The retail space is seeing success with occupancies thanks to big consumer demand in the first handful of months of the year.
In March alone, multi-tenant vacancies in the retail space hit an all-time low, a national report from Marcus & Millichap shows. In addition, single-tenant occupancies almost hit a record low, just missing the mark by 10 basis points. Convenience stores and fast food establishments have posted the lowest vacancy rates, which came in at 1.1 percent and 1.3 percent, respectively.
“The retail sector was the only major commercial real estate property type to note vacancy compression over the yearlong period ending in March,” the firm wrote in the report.
“Consumer resiliency is fueling steadfast tenant demand for space.”
Specifically, consumers flooded supermarkets, restaurants, discount stores, and fitness centers. All of those establishments recorded between five percent and nine percent surges in foot traffic during the first five months of the year versus the same period in 2023. Discount stores led the way with 8.9 percent growth. That was followed by restaurants (6.4 percent), and grocery (5.7 percent).
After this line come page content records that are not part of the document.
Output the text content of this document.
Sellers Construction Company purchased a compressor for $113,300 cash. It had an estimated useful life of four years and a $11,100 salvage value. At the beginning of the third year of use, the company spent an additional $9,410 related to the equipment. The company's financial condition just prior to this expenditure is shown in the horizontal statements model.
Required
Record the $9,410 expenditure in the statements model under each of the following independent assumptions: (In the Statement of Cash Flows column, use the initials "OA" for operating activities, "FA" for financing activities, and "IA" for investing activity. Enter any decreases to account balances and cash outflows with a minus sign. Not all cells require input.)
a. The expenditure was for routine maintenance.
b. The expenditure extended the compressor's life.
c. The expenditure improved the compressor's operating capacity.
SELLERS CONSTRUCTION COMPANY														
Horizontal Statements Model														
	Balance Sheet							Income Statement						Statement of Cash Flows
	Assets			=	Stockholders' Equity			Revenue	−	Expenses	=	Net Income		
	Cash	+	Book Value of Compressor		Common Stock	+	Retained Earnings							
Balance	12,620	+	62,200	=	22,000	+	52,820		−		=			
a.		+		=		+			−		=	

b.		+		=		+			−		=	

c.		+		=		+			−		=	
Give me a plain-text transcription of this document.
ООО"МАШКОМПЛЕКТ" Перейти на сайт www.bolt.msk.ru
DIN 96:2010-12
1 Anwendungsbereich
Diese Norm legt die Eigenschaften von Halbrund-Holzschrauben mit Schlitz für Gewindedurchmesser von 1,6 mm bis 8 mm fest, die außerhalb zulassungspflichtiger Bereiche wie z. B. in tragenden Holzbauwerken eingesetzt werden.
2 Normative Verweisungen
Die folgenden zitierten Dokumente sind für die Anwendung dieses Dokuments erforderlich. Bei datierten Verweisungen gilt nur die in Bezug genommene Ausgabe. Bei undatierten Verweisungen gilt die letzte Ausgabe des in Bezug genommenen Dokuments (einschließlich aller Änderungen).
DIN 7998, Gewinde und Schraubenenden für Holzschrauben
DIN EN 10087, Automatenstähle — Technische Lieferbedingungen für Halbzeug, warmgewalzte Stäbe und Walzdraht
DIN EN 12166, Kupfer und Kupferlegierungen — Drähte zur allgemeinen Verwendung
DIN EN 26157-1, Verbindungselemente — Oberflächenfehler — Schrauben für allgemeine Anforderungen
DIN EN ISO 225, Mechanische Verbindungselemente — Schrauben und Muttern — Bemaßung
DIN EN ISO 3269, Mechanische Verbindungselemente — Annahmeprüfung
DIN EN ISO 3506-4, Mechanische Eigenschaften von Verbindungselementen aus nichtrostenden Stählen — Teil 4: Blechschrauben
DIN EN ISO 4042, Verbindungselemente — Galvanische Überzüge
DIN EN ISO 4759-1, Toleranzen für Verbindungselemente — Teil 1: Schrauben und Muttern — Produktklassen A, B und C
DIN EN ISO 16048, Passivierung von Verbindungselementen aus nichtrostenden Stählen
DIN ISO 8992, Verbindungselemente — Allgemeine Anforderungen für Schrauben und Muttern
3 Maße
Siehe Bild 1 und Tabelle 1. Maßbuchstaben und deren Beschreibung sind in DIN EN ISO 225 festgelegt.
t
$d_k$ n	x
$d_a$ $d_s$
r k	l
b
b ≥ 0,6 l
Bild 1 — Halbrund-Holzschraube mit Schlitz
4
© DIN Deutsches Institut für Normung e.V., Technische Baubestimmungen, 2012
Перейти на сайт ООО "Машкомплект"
Asking rents also had some notable increases. Department stores saw a spike of 14.5 percent in that category. Supermarkets came in second place, with asking rents coming in 9.7 percent higher, and fast food restaurants were next at 5.7 percent. However, a couple went negative. The worst was regional malls, with asking prices plunging by 10 percent and drug stores saw a 9.8 percent dive.
In total, core sales in the retail space rose 2.9 percent year-over-year in the first five months of the year.
Marcus & Millichap attributed some credit of the retail results to the strong labor market, as 1.24 million jobs were added year-to-date through May.
For the full year, the real estate investment company is offering mostly positive sentiment. For one, asking rents are expected to grow 2.2 percent compared to 2023.
“A still-limited volume of vacant space in 2024 allows the average asking rent to reach a record mark of $22.88 per square foot, Marcus & Millichap said.
It added, “six of the top 10 metros for marketed rate growth are located in the South.”
And while vacancy is expected to rise for the first time since 2020, it’s still 100 basis points below the long-term median.
Marcus & Millichap projects 2 million job additions for 2024, which would represent a 1.3 percent increase year-over-year. However, it cautions that employment growth will slow down in the second half. For construction, 40 million worth of square feet is set to be completed, a slight 0.4 percent boost from 2023.
“Tight vacancy, record asking rents and resilient consumer spending should continue to draw investors to retail listings,” Marcus & Millichap said.